Come Dio ha fatto un passo verso di noi, facciamo un passo deciso verso di Lui. Se, come Maria e Giuseppe hanno detto di sì alla presenza di Dio nell’umanità, nelle nostre città e famiglie, diciamo di sì anche noi alla venuta di Dio nei nostri cuori, nelle nostre case, nelle nostre comunità, nelle nostre associazioni. E qualcosa potrà migliorare. Comprenderemo che non cambieranno le cose se saremo sfiduciati, abbandonati a noi stessi. Abbiamo bisogno di un Salvatore! Da soli non riusciremo a battere il male che ci sovrasta e che ci distrugge. Più ci allontaniamo da Dio, più ci autodistruggiamo, più saremo soggiogati dall’egoismo, saremo in preda alle guerre, alle diseguaglianze e alle ingiustizie. I nostri problemi non si risolveranno ripiegandoci su di noi stessi. La pace regnerà dentro di noi se sapremo far entrare a casa nostra Chi è, anzitutto, la fonte di ogni pace, ossia il Figlio di Dio, il Principe della pace.

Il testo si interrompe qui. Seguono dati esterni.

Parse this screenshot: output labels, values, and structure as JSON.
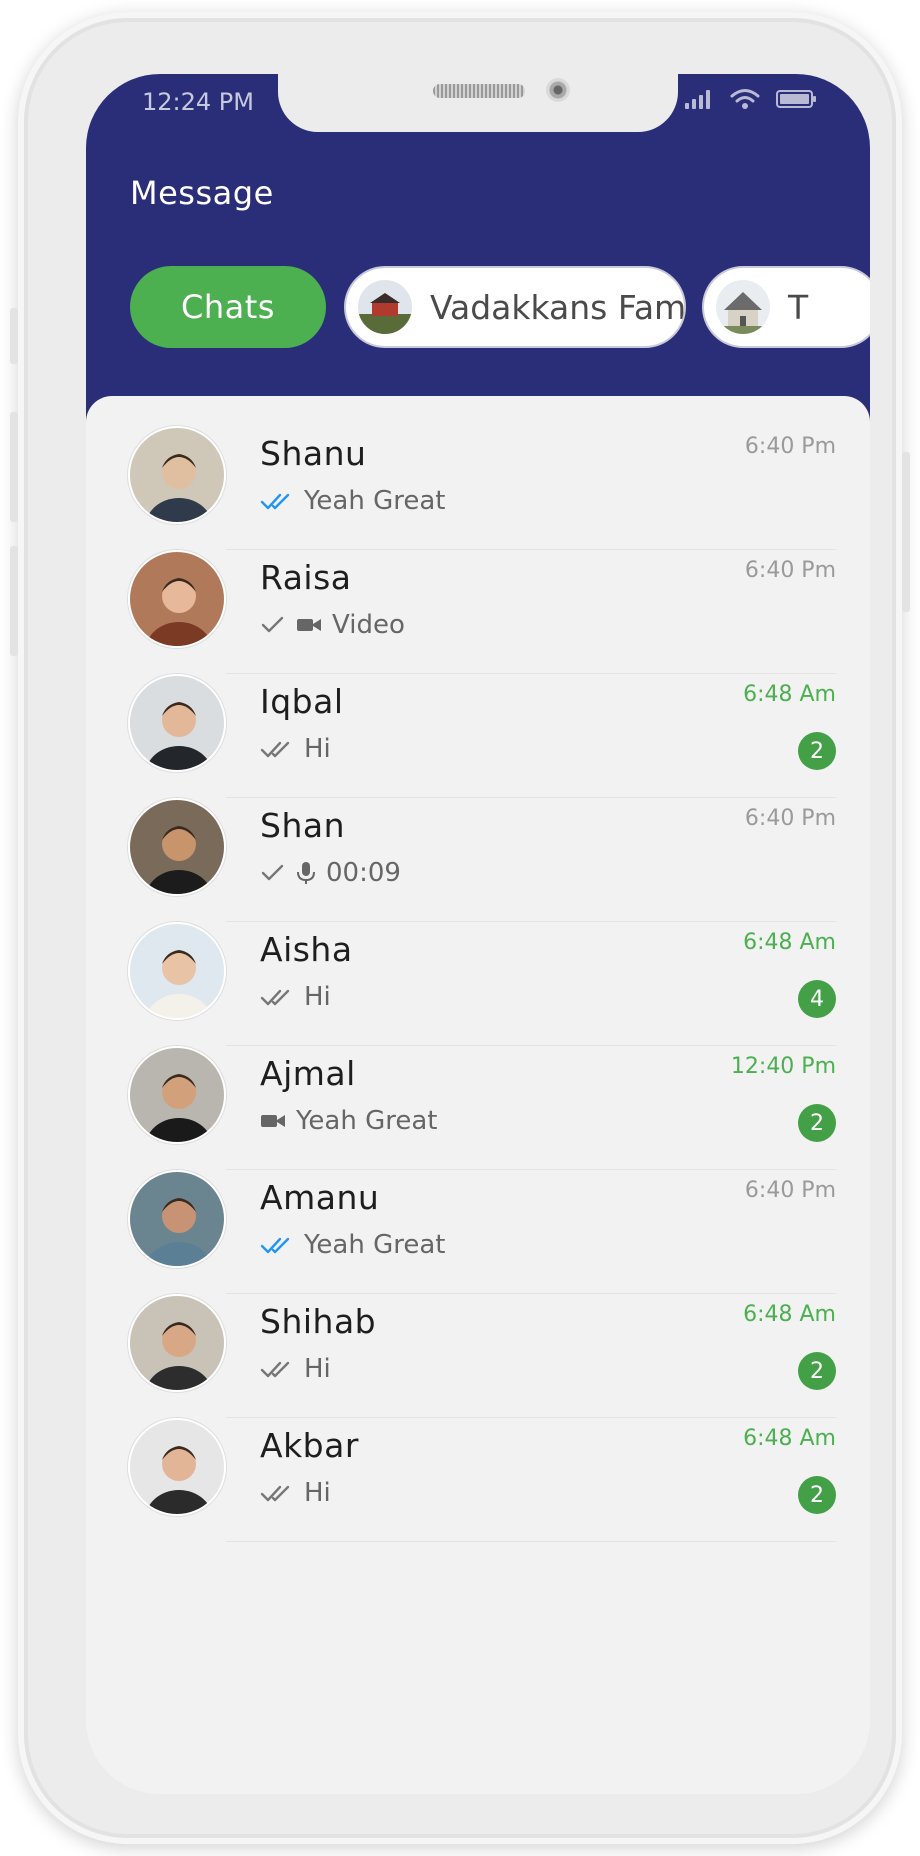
{
  "status_bar": {
    "time": "12:24 PM"
  },
  "header": {
    "title": "Message"
  },
  "filters": [
    {
      "label": "Chats",
      "active": true
    },
    {
      "label": "Vadakkans Fam",
      "active": false
    },
    {
      "label": "T",
      "active": false
    }
  ],
  "chats": [
    {
      "name": "Shanu",
      "time": "6:40 Pm",
      "unread": false,
      "receipt": "double-blue",
      "media": "",
      "message": "Yeah Great",
      "badge": ""
    },
    {
      "name": "Raisa",
      "time": "6:40 Pm",
      "unread": false,
      "receipt": "single-grey",
      "media": "video",
      "message": "Video",
      "badge": ""
    },
    {
      "name": "Iqbal",
      "time": "6:48 Am",
      "unread": true,
      "receipt": "double-grey",
      "media": "",
      "message": "Hi",
      "badge": "2"
    },
    {
      "name": "Shan",
      "time": "6:40 Pm",
      "unread": false,
      "receipt": "single-grey",
      "media": "mic",
      "message": "00:09",
      "badge": ""
    },
    {
      "name": "Aisha",
      "time": "6:48 Am",
      "unread": true,
      "receipt": "double-grey",
      "media": "",
      "message": "Hi",
      "badge": "4"
    },
    {
      "name": "Ajmal",
      "time": "12:40 Pm",
      "unread": true,
      "receipt": "none",
      "media": "video",
      "message": "Yeah Great",
      "badge": "2"
    },
    {
      "name": "Amanu",
      "time": "6:40 Pm",
      "unread": false,
      "receipt": "double-blue",
      "media": "",
      "message": "Yeah Great",
      "badge": ""
    },
    {
      "name": "Shihab",
      "time": "6:48 Am",
      "unread": true,
      "receipt": "double-grey",
      "media": "",
      "message": "Hi",
      "badge": "2"
    },
    {
      "name": "Akbar",
      "time": "6:48 Am",
      "unread": true,
      "receipt": "double-grey",
      "media": "",
      "message": "Hi",
      "badge": "2"
    }
  ],
  "colors": {
    "header_bg": "#2a2e79",
    "accent_green": "#4caf50",
    "badge_green": "#43a047",
    "read_blue": "#2196f3",
    "time_grey": "#9a9a9a"
  }
}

La venuta del Figlio di Dio tra noi non è per portare un piccolo conforto a noi che ci dibattiamo nei grandi problemi senza la lucidità per capirne le radici e per risolverli. È inizio vero di una vita nuova che si amplia in noi, nelle nostre case e nelle nostre città, nei nostri popoli, tramite anche noi, se facciamo anche noi, con umiltà, un passo verso il Figlio di Dio: per stare con Lui, per collaborare con Lui nella costruzione del suo Regno di verità, amore, giustizia e pace, già su questa terra. Con lo sguardo rivolto alle cose di lassù, alle cose che verranno in pienezza solo negli ultimi tempi.

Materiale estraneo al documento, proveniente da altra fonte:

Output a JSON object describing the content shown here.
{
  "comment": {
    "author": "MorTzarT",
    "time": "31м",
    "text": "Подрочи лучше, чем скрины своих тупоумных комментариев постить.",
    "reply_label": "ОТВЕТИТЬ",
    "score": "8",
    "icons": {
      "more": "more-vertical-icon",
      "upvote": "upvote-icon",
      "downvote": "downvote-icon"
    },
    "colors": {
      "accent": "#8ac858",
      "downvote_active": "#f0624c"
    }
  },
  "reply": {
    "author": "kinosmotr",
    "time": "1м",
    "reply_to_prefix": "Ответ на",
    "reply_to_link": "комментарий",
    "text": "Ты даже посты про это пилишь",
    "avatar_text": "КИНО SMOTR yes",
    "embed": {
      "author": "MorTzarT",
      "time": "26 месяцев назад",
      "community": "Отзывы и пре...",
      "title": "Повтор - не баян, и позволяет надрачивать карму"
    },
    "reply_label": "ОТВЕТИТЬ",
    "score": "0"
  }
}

I genitori sono chiamati a fare un passo in avanti verso i figli per amarli con pazienza e amorevolezza, facendo crescere in loro Gesù stesso, trasmettendolo di persona. Gli educatori sono sollecitati a riconoscere che in ogni ragazzo o giovane è insita la dote di ricercare il vero, il bene e Dio. Solo su questa capacità è possibile siano offerte le buone ragioni perché le nuove generazioni diventino adulte e siano formate come persone generose, con senso critico, con volontà ferma nel bene. I medici, gli infermieri, i volontari sono invitati a riconoscere nel malato Cristo stesso, perché, come ci ha ricordato Leone XIV nell’esortazione apostolica Dilexi te: «Non è sufficiente limitarsi a enunciare in modo generale la dottrina dell’incarnazione di Dio; per entrare davvero in questo mistero, invece, bisogna specificare che il Signore si fa carne che ha fame, che ha sete, che è malata». Per i cristiani, gli ammalati – umanità povera a causa della stessa malattia -, sono la stessa carne di Cristo. Con il Natale il Signore si fa carne nella persona ammalata, emarginata e sola. Il medico, l’infermiere o l’infermiera che si chinano sulla persona ammalata per curarla si chinano verso la carne di Cristo. I figli, i nipoti non possono abbandonare nella solitudine i nonni. Se sapremo riconoscere Gesù Cristo in ogni persona – emigrata, carcerata, povera culturalmente oltre che economicamente, bisognosa di cure palliative – cambierà la nostra vita. Facciamoci avanti con coraggio. Non siamo superficiali e svogliati, centrati su noi stessi. Cambiamo noi stessi e tutto ciò che esige rimedi seri per il bene di tutti. Sarà davvero Natale. Dio non sarà venuto inutilmente per noi, per la nostra città, per le nostre istituzioni!